Four hundred years after Moses Jesus is still trying to get God’s people to stop protesting and see something new. Much like Moses lifting the serpent in the wilderness Jesus offers himself to be lifted up as something new to look at and be healed. I can almost hear the duet, Moses and Jesus pleading, “People, don’t you see? If you choose to look at the bronze serpent instead of the miserable food and your thirst to arrive at the promised land, if you choose to look at Jesus’ walk through suffering in the company of God, you choose life. You are healed.”


What do we choose to look at? To what do we give our attention?


As social beings in the twenty-first century we can protest forever about our rights; economic, social, cultural, civil and political. We can whip ourselves into frenzies, wag our biting fingers like so many venomous snakes or we can choose to look at something new, something risen from our wilderness journey between the idealized way things used to be and the promised land. Let us not forget, the Israelites were slaves to the Egyptians before Moses led them into the wilderness. Why would they want to go back to that?  Likewise, when we remove our collective rose colored glasses we must confess, our past is not pristine. 

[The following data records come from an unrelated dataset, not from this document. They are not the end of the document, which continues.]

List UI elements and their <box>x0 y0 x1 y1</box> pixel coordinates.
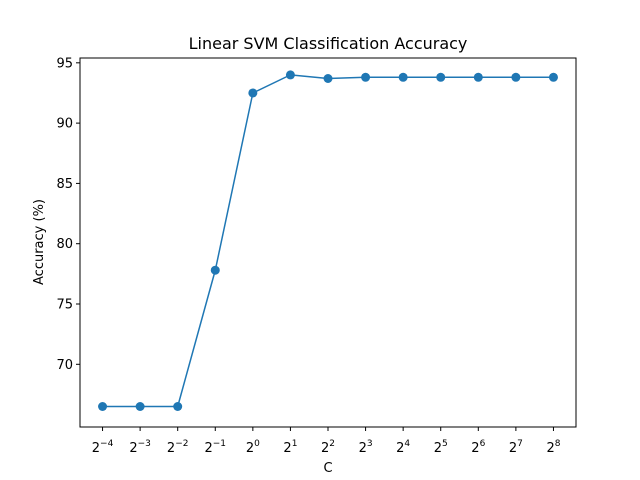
series-line <box>102 74 554 408</box>
data-point <box>361 72 371 82</box>
data-point <box>210 265 220 275</box>
data-point <box>285 70 295 80</box>
x-tick-label: 22 <box>321 439 335 456</box>
x-tick-label: 26 <box>471 439 485 456</box>
x-tick-label: 2−2 <box>167 439 189 456</box>
data-point <box>248 88 258 98</box>
x-tick-label: 2−4 <box>92 439 114 456</box>
y-tick-label: 90 <box>56 117 73 132</box>
y-tick-label: 95 <box>56 56 73 71</box>
x-tick-label: 23 <box>359 439 373 456</box>
x-tick-label: 2−1 <box>204 439 226 456</box>
chart-title: Linear SVM Classification Accuracy <box>189 34 468 53</box>
x-tick-label: 2−3 <box>129 439 151 456</box>
data-point <box>436 72 446 82</box>
plot-frame <box>79 57 577 428</box>
x-tick-label: 20 <box>246 439 260 456</box>
y-tick-label: 85 <box>56 177 73 192</box>
data-point <box>548 72 558 82</box>
data-point <box>323 74 333 83</box>
data-point <box>173 402 183 411</box>
data-point <box>135 402 145 411</box>
x-axis: 2−4 2−3 2−2 2−1 20 21 22 23 24 25 26 27 28 <box>92 427 561 456</box>
x-tick-label: 21 <box>283 439 297 456</box>
data-point <box>98 402 108 411</box>
y-axis: 70 75 80 85 90 95 <box>56 56 80 373</box>
x-axis-label: C <box>323 461 332 476</box>
y-tick-label: 80 <box>56 237 73 252</box>
x-tick-label: 27 <box>509 439 523 456</box>
y-axis-label: Accuracy (%) <box>32 199 47 285</box>
y-tick-label: 75 <box>56 298 73 313</box>
data-point <box>473 72 483 82</box>
plot-area <box>98 70 558 411</box>
data-point <box>398 72 408 82</box>
x-tick-label: 28 <box>546 439 560 456</box>
x-tick-label: 25 <box>434 439 448 456</box>
x-tick-label: 24 <box>396 439 410 456</box>
y-tick-label: 70 <box>56 358 73 373</box>
data-point <box>511 72 521 82</box>
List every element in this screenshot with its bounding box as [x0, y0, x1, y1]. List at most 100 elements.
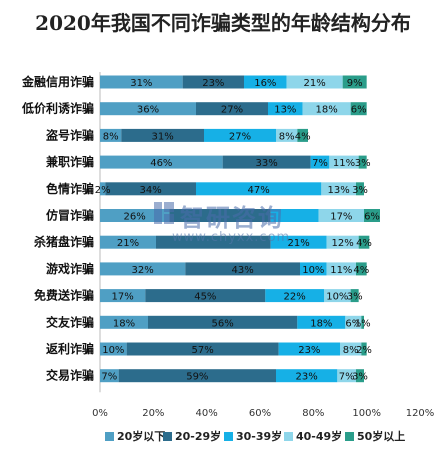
legend-swatch [345, 432, 354, 441]
bar-segment [300, 262, 327, 276]
category-label: 仿冒诈骗 [46, 208, 94, 223]
bar-segment [100, 289, 146, 303]
segment-label: 10% [102, 345, 124, 356]
bar-segment [310, 155, 330, 169]
bar-segment [297, 128, 308, 142]
segment-label: 8% [279, 131, 295, 142]
x-tick-label: 0% [92, 408, 108, 419]
bar-segment [326, 235, 359, 249]
bar-segment [100, 315, 148, 329]
category-label: 交易诈骗 [46, 368, 94, 383]
legend-label: 30-39岁 [236, 429, 282, 443]
segment-label: 45% [194, 292, 216, 303]
segment-label: 31% [152, 131, 174, 142]
segment-label: 3% [347, 292, 363, 303]
segment-label: 56% [212, 318, 234, 329]
segment-label: 23% [202, 78, 224, 89]
segment-label: 36% [137, 105, 159, 116]
bar-segment [321, 182, 356, 196]
bar-segment [100, 209, 170, 222]
segment-label: 3% [352, 372, 368, 383]
segment-label: 3% [355, 158, 371, 169]
segment-label: 18% [316, 105, 338, 116]
legend-swatch [163, 432, 172, 441]
segment-label: 57% [192, 345, 214, 356]
bar-segment [196, 182, 322, 196]
category-label: 免费送诈骗 [34, 288, 94, 303]
segment-label: 46% [150, 158, 172, 169]
x-tick-label: 120% [406, 408, 435, 419]
bar-segment [276, 369, 338, 383]
bar-segment [297, 315, 346, 329]
segment-label: 4% [356, 238, 372, 249]
segment-label: 18% [113, 318, 135, 329]
bar-segment [105, 182, 196, 196]
segment-label: 1% [355, 318, 371, 329]
segment-label: 32% [132, 265, 154, 276]
bar-segment [265, 289, 324, 303]
segment-label: 47% [248, 185, 270, 196]
segment-label: 6% [351, 105, 367, 116]
segment-label: 11% [330, 265, 352, 276]
segment-label: 3% [352, 185, 368, 196]
segment-label: 2% [95, 185, 111, 196]
segment-label: 9% [347, 78, 363, 89]
bar-segment [361, 315, 364, 329]
bar-segment [329, 155, 359, 169]
bar-segment [145, 289, 266, 303]
category-label: 杀猪盘诈骗 [34, 234, 94, 249]
chart-title: 2020年我国不同诈骗类型的年龄结构分布 [35, 11, 411, 35]
bar-segment [270, 209, 319, 222]
bar-segment [364, 209, 380, 222]
category-label: 游戏诈骗 [46, 261, 94, 276]
segment-label: 7% [101, 372, 117, 383]
bar-segment [222, 155, 311, 169]
segment-label: 11% [333, 158, 355, 169]
x-tick-label: 100% [352, 408, 381, 419]
bar-segment [302, 102, 351, 116]
segment-label: 7% [339, 372, 355, 383]
segment-label: 8% [103, 131, 119, 142]
legend-label: 20-29岁 [175, 429, 221, 443]
segment-label: 4% [353, 265, 369, 276]
segment-label: 18% [310, 318, 332, 329]
bar-segment [286, 75, 343, 89]
segment-label: 23% [296, 372, 318, 383]
legend-label: 50岁以上 [357, 429, 405, 443]
bar-segment [342, 75, 367, 89]
bar-segment [100, 75, 183, 89]
bar-segment [100, 369, 119, 383]
segment-label: 23% [298, 345, 320, 356]
segment-label: 2% [356, 345, 372, 356]
x-tick-label: 60% [249, 408, 271, 419]
bar-segment [278, 342, 340, 356]
bar-segments [100, 75, 380, 383]
x-tick-label: 40% [196, 408, 218, 419]
segment-label: 10% [326, 292, 348, 303]
segment-label: 12% [332, 238, 354, 249]
segment-label: 13% [274, 105, 296, 116]
bar-segment [126, 342, 279, 356]
bar-segment [318, 209, 364, 222]
category-label: 盗号诈骗 [46, 127, 94, 142]
bar-segment [100, 155, 223, 169]
bar-segment [270, 235, 327, 249]
category-label: 返利诈骗 [46, 341, 94, 356]
segment-label: 43% [232, 265, 254, 276]
bar-segment [340, 342, 362, 356]
segment-label: 59% [186, 372, 208, 383]
segment-label: 27% [221, 105, 243, 116]
segment-label: 4% [295, 131, 311, 142]
segment-label: 34% [140, 185, 162, 196]
bar-segment [100, 128, 122, 142]
bar-segment [196, 102, 268, 116]
bar-segment [100, 235, 156, 249]
segment-label: 7% [312, 158, 328, 169]
bar-segment [204, 128, 276, 142]
bar-segment [350, 289, 359, 303]
x-tick-label: 20% [142, 408, 164, 419]
category-label: 兼职诈骗 [45, 154, 94, 169]
segment-label: 31% [130, 78, 152, 89]
bar-segment [118, 369, 277, 383]
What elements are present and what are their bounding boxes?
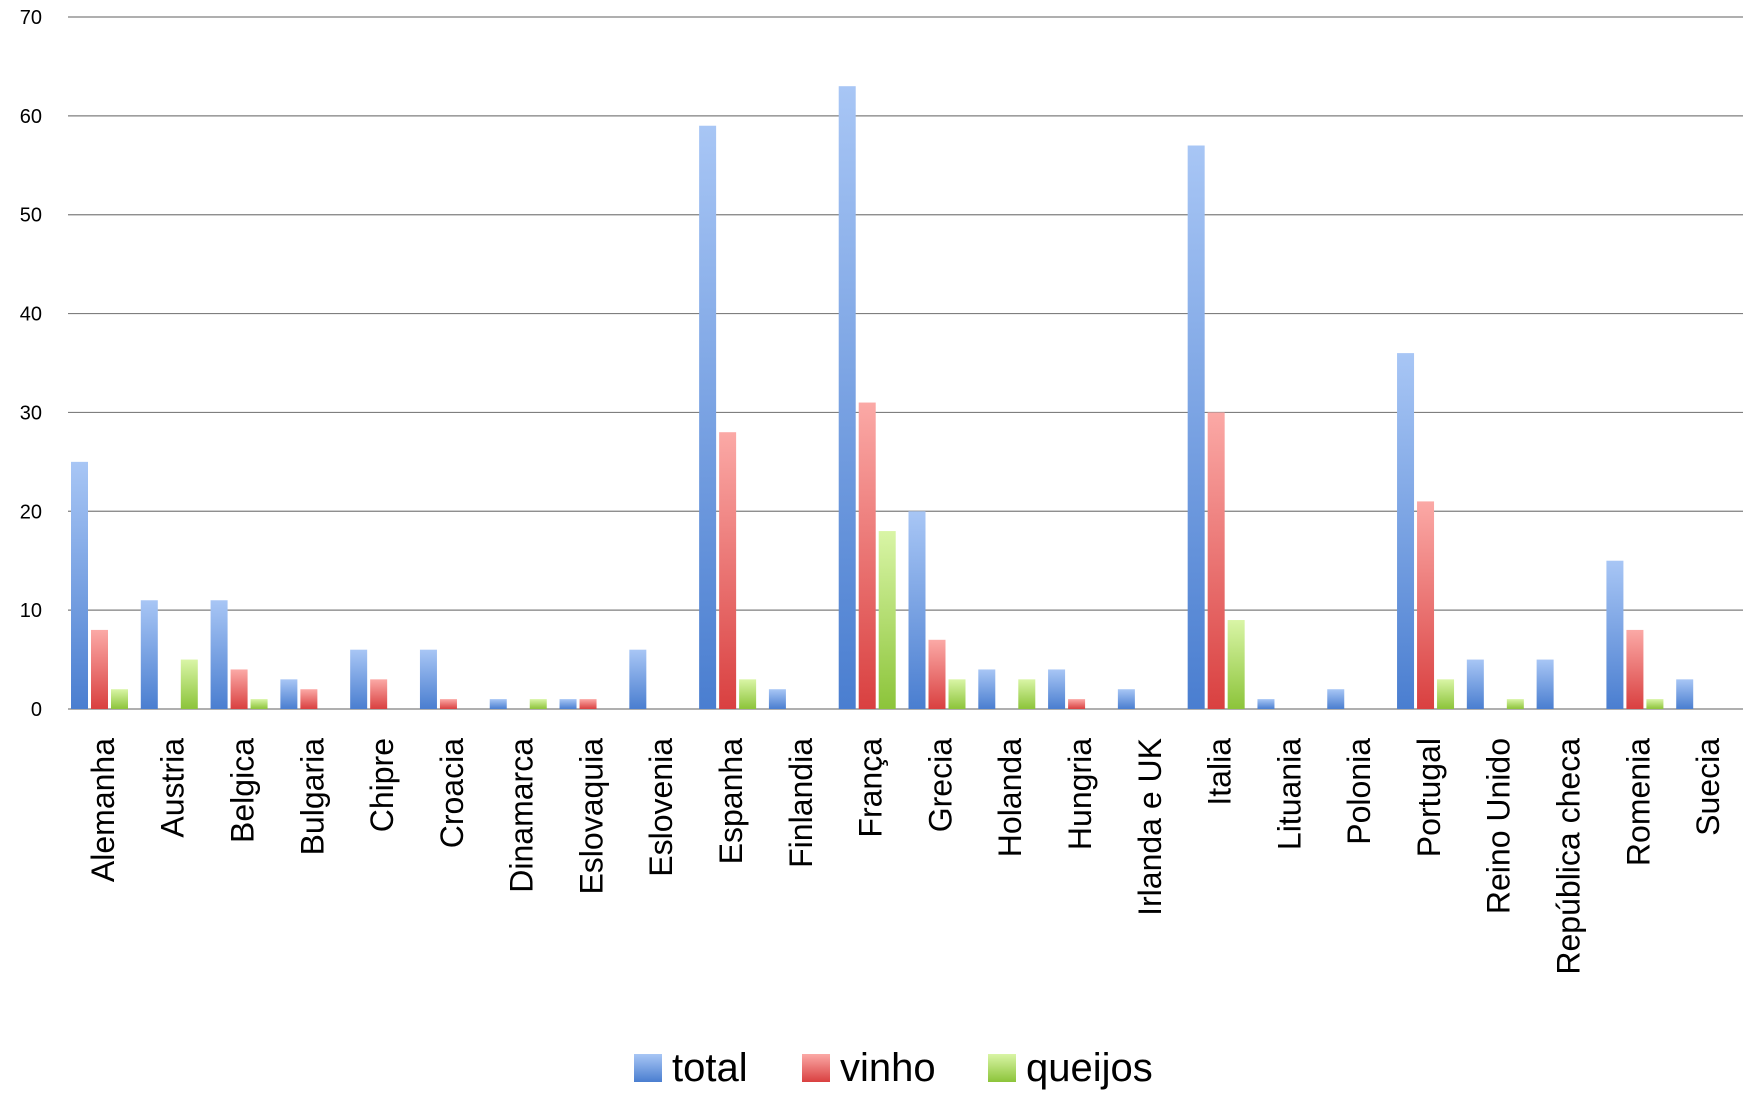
- category-label: Suecia: [1690, 738, 1726, 836]
- bar-vinho-9: [719, 432, 737, 709]
- category-label: Eslovenia: [643, 738, 679, 877]
- category-label: Croacia: [434, 738, 470, 848]
- bar-total-8: [629, 649, 647, 709]
- bar-total-16: [1187, 145, 1205, 709]
- y-tick-label: 20: [20, 501, 42, 523]
- bar-queijos-11: [878, 531, 896, 709]
- legend-label-total: total: [672, 1046, 748, 1090]
- bar-total-11: [838, 86, 856, 709]
- bar-total-3: [280, 679, 298, 709]
- y-tick-label: 30: [20, 402, 42, 424]
- legend: total vinho queijos: [634, 1046, 1153, 1090]
- bar-total-13: [978, 669, 996, 709]
- legend-label-queijos: queijos: [1026, 1046, 1153, 1090]
- bar-vinho-16: [1207, 412, 1225, 709]
- bar-total-17: [1257, 699, 1275, 709]
- category-label: Irlanda e UK: [1132, 738, 1168, 916]
- bar-vinho-22: [1626, 629, 1644, 709]
- bar-total-6: [489, 699, 507, 709]
- bar-queijos-19: [1437, 679, 1455, 709]
- category-label: França: [853, 738, 889, 838]
- category-label: Espanha: [713, 738, 749, 865]
- bar-total-18: [1327, 689, 1345, 709]
- bar-vinho-3: [300, 689, 318, 709]
- bar-vinho-7: [579, 699, 597, 709]
- bar-total-20: [1466, 659, 1484, 709]
- bar-vinho-14: [1068, 699, 1086, 709]
- bar-queijos-9: [739, 679, 757, 709]
- bar-total-0: [71, 461, 88, 709]
- bar-total-1: [140, 600, 158, 709]
- bars: [71, 86, 1694, 709]
- bar-vinho-5: [439, 699, 457, 709]
- category-label: Belgica: [224, 738, 260, 843]
- category-label: Polonia: [1341, 738, 1377, 845]
- category-label: República checa: [1551, 738, 1587, 975]
- category-label: Grecia: [922, 738, 958, 832]
- bar-vinho-11: [858, 402, 876, 709]
- bar-vinho-0: [91, 629, 108, 709]
- category-label: Hungria: [1062, 738, 1098, 850]
- gridlines: [68, 16, 1743, 710]
- bar-total-19: [1397, 353, 1415, 709]
- category-label: Eslovaquia: [573, 738, 609, 895]
- bar-total-10: [768, 689, 786, 709]
- legend-swatch-vinho: [802, 1054, 830, 1082]
- bar-queijos-1: [180, 659, 198, 709]
- bar-queijos-2: [250, 699, 268, 709]
- category-label: Bulgaria: [294, 738, 330, 856]
- category-label: Portugal: [1411, 738, 1447, 857]
- bar-queijos-20: [1506, 699, 1524, 709]
- y-tick-label: 10: [20, 600, 42, 622]
- bar-total-5: [419, 649, 437, 709]
- bar-total-22: [1606, 560, 1624, 709]
- category-label: Chipre: [364, 738, 400, 832]
- y-axis-tick-labels: 0 10 20 30 40 50 60 70: [20, 7, 42, 721]
- bar-queijos-13: [1018, 679, 1036, 709]
- bar-vinho-2: [230, 669, 248, 709]
- bar-queijos-12: [948, 679, 966, 709]
- category-label: Lituania: [1271, 738, 1307, 850]
- y-tick-label: 50: [20, 205, 42, 227]
- bar-total-12: [908, 511, 926, 709]
- category-label: Holanda: [992, 738, 1028, 857]
- bar-queijos-16: [1227, 620, 1245, 709]
- bar-total-23: [1676, 679, 1694, 709]
- category-label: Italia: [1202, 738, 1238, 806]
- x-axis-category-labels: Alemanha Austria Belgica Bulgaria Chipre Croa…: [85, 738, 1726, 975]
- bar-total-14: [1048, 669, 1066, 709]
- bar-total-15: [1117, 689, 1135, 709]
- y-tick-label: 70: [20, 7, 42, 29]
- bar-queijos-22: [1646, 699, 1664, 709]
- category-label: Reino Unido: [1481, 738, 1517, 914]
- category-label: Alemanha: [85, 738, 121, 882]
- bar-queijos-0: [111, 689, 128, 709]
- bar-total-4: [350, 649, 368, 709]
- y-tick-label: 40: [20, 304, 42, 326]
- y-tick-label: 0: [31, 699, 42, 721]
- y-tick-label: 60: [20, 106, 42, 128]
- bar-total-7: [559, 699, 577, 709]
- category-label: Finlandia: [783, 738, 819, 868]
- bar-total-21: [1536, 659, 1554, 709]
- category-label: Austria: [155, 738, 191, 838]
- bar-vinho-19: [1417, 501, 1435, 709]
- legend-swatch-total: [634, 1054, 662, 1082]
- legend-label-vinho: vinho: [840, 1046, 936, 1090]
- bar-total-2: [210, 600, 228, 709]
- bar-queijos-6: [529, 699, 547, 709]
- legend-swatch-queijos: [988, 1054, 1016, 1082]
- bar-vinho-12: [928, 639, 946, 709]
- category-label: Dinamarca: [504, 738, 540, 893]
- bar-total-9: [699, 125, 717, 709]
- category-label: Romenia: [1620, 738, 1656, 866]
- bar-vinho-4: [370, 679, 388, 709]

Here is the thing, poisonous protests rise on both sides of the aisle and sing every note on the scale. Since the beginning of the beginning this has been our story. Do we really want to continue suffering in the poison of our own protests? Do we really want to choose death and listen to ourselves speaking against God and Moses and crying “Crucify him?” How many hundreds or thousands of years before we choose to look at something new rising in the wilderness between the way things used to be and the promised land? 


 Today is a turning point in our journey. We are being led out of Egypt, out of the reach of Covid-19 into the wilderness where we will either find or lose ourselves while wandering between the way things used to be and the promised land.  It is time us to open our eyes to see something new. This is a matter of life or death.